До возвращения Муция Фабий и Валерия были женаты пять лет – и детей у них не было. Муций вернулся «в один прекрасный летний вечер» и прожил у них три дня; а месяца четыре спустя «в один прекрасный осенний день»… «Валерия сидела перед органом, и пальцы ее бродили по клавишам… Внезапно, помимо ее воли, под ее руками зазвучала та песнь торжествующей любви, которую некогда играл Муций – и в тот же миг, в первый раз после ее брака, она почувствовала внутри себя трепет новой, зарождающейся жизни… Валерия вздрогнула, и остановилась… „Что это значило? Неужели же…”»
То был ребенок Муция, зачатый ею в ту единственную ночь; предназначенное свершилось. Но какая боль для человека чувствовать себя безвольным орудием стихии!
Может быть, независимо от Бульвера, но в полном согласии с ним, Тургенев на всем протяжении рассказа проводит идею душевного раздвоения. Подобно Лилиан, Валерия все эти дни живет двойной жизнью: в ее человеческом духе (по терминологии Бульвера) неисторжимо утверждена любовь к Фабию; животное же начало в ней эмансипировалось от духа и влечет ее к Муцию. В этой низшей воле непосредственно циркулирует мировая воля, она безлична, и повинуясь ей, я – никто; личность же во мне, неповторимая и цельная, мое подлинное «я» есть
По ночам неодолимая сила нудит Валерию изменять мужу, – и ты попробуй тогда удержать ее! она убьет тебя, или помеха ее убьет. Когда Фабий, с целью удержать ее, припер снаружи дверь спальни, Валерия изнутри «налегает на дверь… еще и еще… потом раздались трепетные стенания». Это стонет в ней кровь под невыносимым давлением мировой воли. И кровь не совсем слепа: в ее распоряжении тот низший разум, какой есть и у животных: дверь заперта – Валерия находит окно, распахивает его, и Фабий, обернувшись, видит, как она уже занесла ногу через окно, «руки ее как будто ищут Муция… она вся тянется к нему».
Но одержимость длится лишь нужный срок, а затем жестокая власть снова отпускает Валерию на волю, до следующего призыва.
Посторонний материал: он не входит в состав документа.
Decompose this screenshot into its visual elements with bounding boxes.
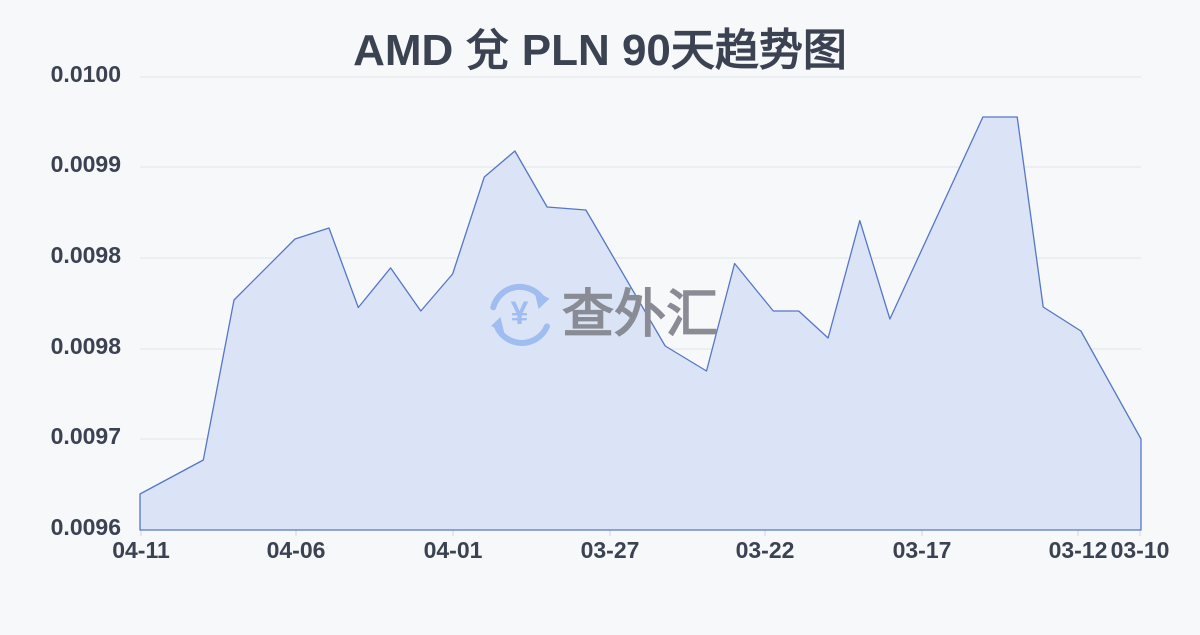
svg-text:03-17: 03-17 bbox=[893, 537, 952, 563]
svg-text:0.0097: 0.0097 bbox=[51, 423, 121, 449]
svg-text:03-10: 03-10 bbox=[1111, 537, 1170, 563]
svg-text:0.0096: 0.0096 bbox=[51, 514, 121, 540]
svg-text:0.0098: 0.0098 bbox=[51, 242, 122, 268]
svg-text:04-06: 04-06 bbox=[267, 537, 326, 563]
svg-text:03-22: 03-22 bbox=[736, 537, 795, 563]
svg-text:查外汇: 查外汇 bbox=[562, 286, 718, 344]
svg-text:04-01: 04-01 bbox=[424, 537, 483, 563]
svg-text:¥: ¥ bbox=[511, 295, 529, 331]
svg-text:0.0098: 0.0098 bbox=[51, 333, 122, 359]
svg-text:03-12: 03-12 bbox=[1049, 537, 1108, 563]
svg-text:0.0099: 0.0099 bbox=[51, 151, 121, 177]
svg-text:04-11: 04-11 bbox=[112, 537, 170, 563]
svg-text:03-27: 03-27 bbox=[581, 537, 640, 563]
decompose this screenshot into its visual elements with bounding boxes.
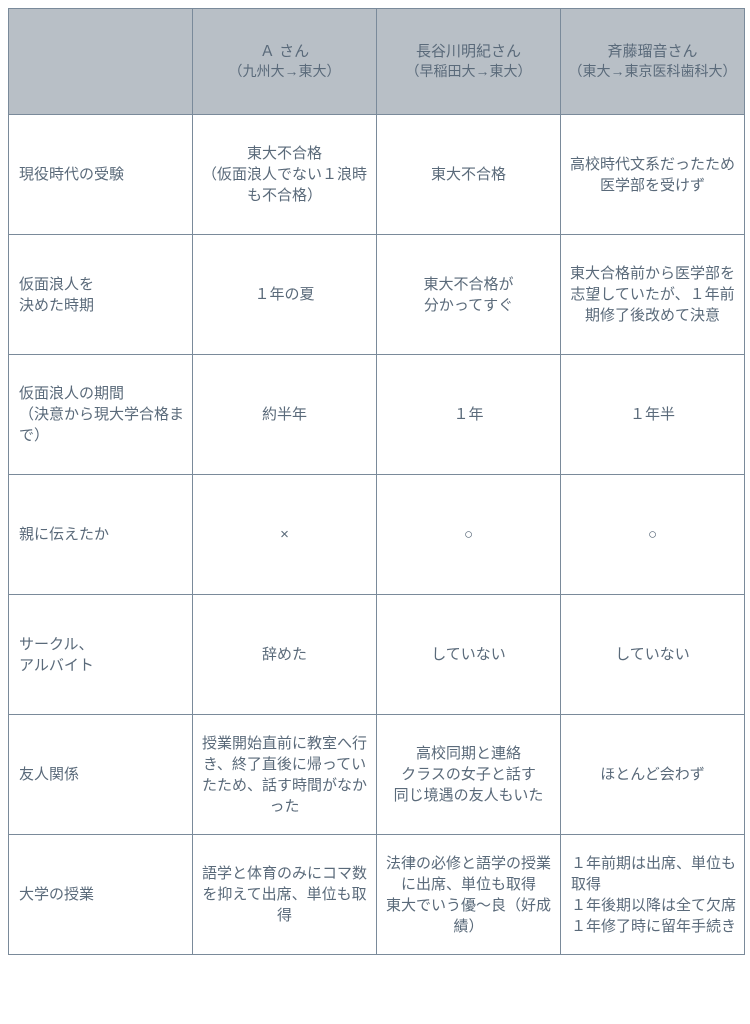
header-corner <box>9 9 193 115</box>
table-row: 大学の授業 語学と体育のみにコマ数を抑えて出席、単位も取得 法律の必修と語学の授… <box>9 835 745 955</box>
table-row: 仮面浪人の期間（決意から現大学合格まで） 約半年 １年 １年半 <box>9 355 745 475</box>
row-label-4: サークル、アルバイト <box>9 595 193 715</box>
cell-6-3-line2: １年後期以降は全て欠席 <box>571 895 738 916</box>
header-col-2-name: 長谷川明紀さん <box>383 41 554 62</box>
cell-4-3: していない <box>561 595 745 715</box>
cell-6-3-line3: １年修了時に留年手続き <box>571 916 738 937</box>
row-label-2: 仮面浪人の期間（決意から現大学合格まで） <box>9 355 193 475</box>
cell-3-3: ○ <box>561 475 745 595</box>
cell-5-3: ほとんど会わず <box>561 715 745 835</box>
table-row: サークル、アルバイト 辞めた していない していない <box>9 595 745 715</box>
header-col-1-name: Ａ さん <box>199 41 370 62</box>
row-label-5: 友人関係 <box>9 715 193 835</box>
cell-1-3: 東大合格前から医学部を志望していたが、１年前期修了後改めて決意 <box>561 235 745 355</box>
header-col-3-name: 斉藤瑠音さん <box>567 41 738 62</box>
cell-0-3: 高校時代文系だったため医学部を受けず <box>561 115 745 235</box>
cell-6-3-line1: １年前期は出席、単位も取得 <box>571 853 738 895</box>
row-label-3: 親に伝えたか <box>9 475 193 595</box>
header-col-2-sub: （早稲田大→東大） <box>383 62 554 82</box>
header-col-1-sub: （九州大→東大） <box>199 62 370 82</box>
table-row: 友人関係 授業開始直前に教室へ行き、終了直後に帰っていたため、話す時間がなかった… <box>9 715 745 835</box>
cell-0-1: 東大不合格（仮面浪人でない１浪時も不合格） <box>193 115 377 235</box>
cell-2-3: １年半 <box>561 355 745 475</box>
row-label-0: 現役時代の受験 <box>9 115 193 235</box>
comparison-table: Ａ さん （九州大→東大） 長谷川明紀さん （早稲田大→東大） 斉藤瑠音さん （… <box>8 8 745 955</box>
header-col-2: 長谷川明紀さん （早稲田大→東大） <box>377 9 561 115</box>
cell-1-1: １年の夏 <box>193 235 377 355</box>
cell-1-2: 東大不合格が分かってすぐ <box>377 235 561 355</box>
cell-5-1: 授業開始直前に教室へ行き、終了直後に帰っていたため、話す時間がなかった <box>193 715 377 835</box>
cell-3-1: × <box>193 475 377 595</box>
cell-3-2: ○ <box>377 475 561 595</box>
cell-4-1: 辞めた <box>193 595 377 715</box>
table-row: 現役時代の受験 東大不合格（仮面浪人でない１浪時も不合格） 東大不合格 高校時代… <box>9 115 745 235</box>
cell-6-1: 語学と体育のみにコマ数を抑えて出席、単位も取得 <box>193 835 377 955</box>
cell-0-2: 東大不合格 <box>377 115 561 235</box>
cell-5-2: 高校同期と連絡クラスの女子と話す同じ境遇の友人もいた <box>377 715 561 835</box>
header-col-3-sub: （東大→東京医科歯科大） <box>567 62 738 82</box>
cell-2-2: １年 <box>377 355 561 475</box>
cell-4-2: していない <box>377 595 561 715</box>
cell-2-1: 約半年 <box>193 355 377 475</box>
table-row: 仮面浪人を決めた時期 １年の夏 東大不合格が分かってすぐ 東大合格前から医学部を… <box>9 235 745 355</box>
row-label-6: 大学の授業 <box>9 835 193 955</box>
cell-6-3: １年前期は出席、単位も取得 １年後期以降は全て欠席 １年修了時に留年手続き <box>561 835 745 955</box>
header-col-1: Ａ さん （九州大→東大） <box>193 9 377 115</box>
table-row: 親に伝えたか × ○ ○ <box>9 475 745 595</box>
table-header-row: Ａ さん （九州大→東大） 長谷川明紀さん （早稲田大→東大） 斉藤瑠音さん （… <box>9 9 745 115</box>
cell-6-2: 法律の必修と語学の授業に出席、単位も取得東大でいう優〜良（好成績） <box>377 835 561 955</box>
header-col-3: 斉藤瑠音さん （東大→東京医科歯科大） <box>561 9 745 115</box>
row-label-1: 仮面浪人を決めた時期 <box>9 235 193 355</box>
И тут Валерия, вернувшись к себе, испытывает ужас и стыд, и жмется к мужу, ища у него защиты. Она глубоко страдает, – ей кажется: от своей измены мужу, на самом же деле – от ее измены самой себе. Она преступна, и невиновна: кто-то дьявольски издевается над нею. Тургенев не устоял против искушения выразить свою мысль грубоватой аллегорией. В один из этих дней Фабий нашел Валерию в отдельной части сада. «С опущенной на грудь головою, со скрещенными на коленях руками, она сидела на скамье – а за ней, выделяясь из темной зелени кипариса, мраморный сатир, с искаженным злорадной усмешкой лицом, прикладывал к свирели свои заостренные губы». Так, по Шопенгауэру, Тургенев понимал любовь. Но ему не было надобности читать Шопенгауэра: еще сорок лет назад, в первом своем печатном произведении – поэме «Параша», он совершенно так же изобразил любовь, и даже нарисовал этот самый образ Природы, злорадно смеющейся над мнимым самоопределением личности.
Проповедовать – не дело художника, но в самом созерцании уже заключено истолкование. «Песнь торжествующей любви» раскрывает антиномию человеческого духа. Две силы борются за власть над волею человека: действующая в нем стихия и личное нравственное сознание. Вопрос факта Тургенев решает положительно и открыто: весь рассказ говорит о том, что стихия неизбежно берет верх, личное начало обречено на поражение. Но ведь и самый этот жестокий закон, раз представ сознанию, подлежит его оценке, подобно тому как преступник в ночь перед казнью не успокаивается же на мысли, что казнь неотвратима, а ищет мучительно – либо примириться с фактом, либо осудить его в своем духе, как мировое преступление, совершаемое над ним. Этот второй вопрос – об оценке закона – лежит вне сферы искусства, и потому Тургенев разумеется не ставит и не решает его открыто. Но так же, как Толстой в «Анне Карениной», он и поставил, и решил вопрос нравственной оценки – эпиграфом, подобным краткой надписи на фронтоне античного храма.
Я не знаю, замечают ли читающие «Песнь торжествующей любви» немецкий стих из Шиллера, который следует за заглавием рассказа: Wage du zu irren und zu träumen[21]
23*. Этой одной строкой Тургенев высказал свой взгляд; зато она не оставляет ничего желать в смысле ясности.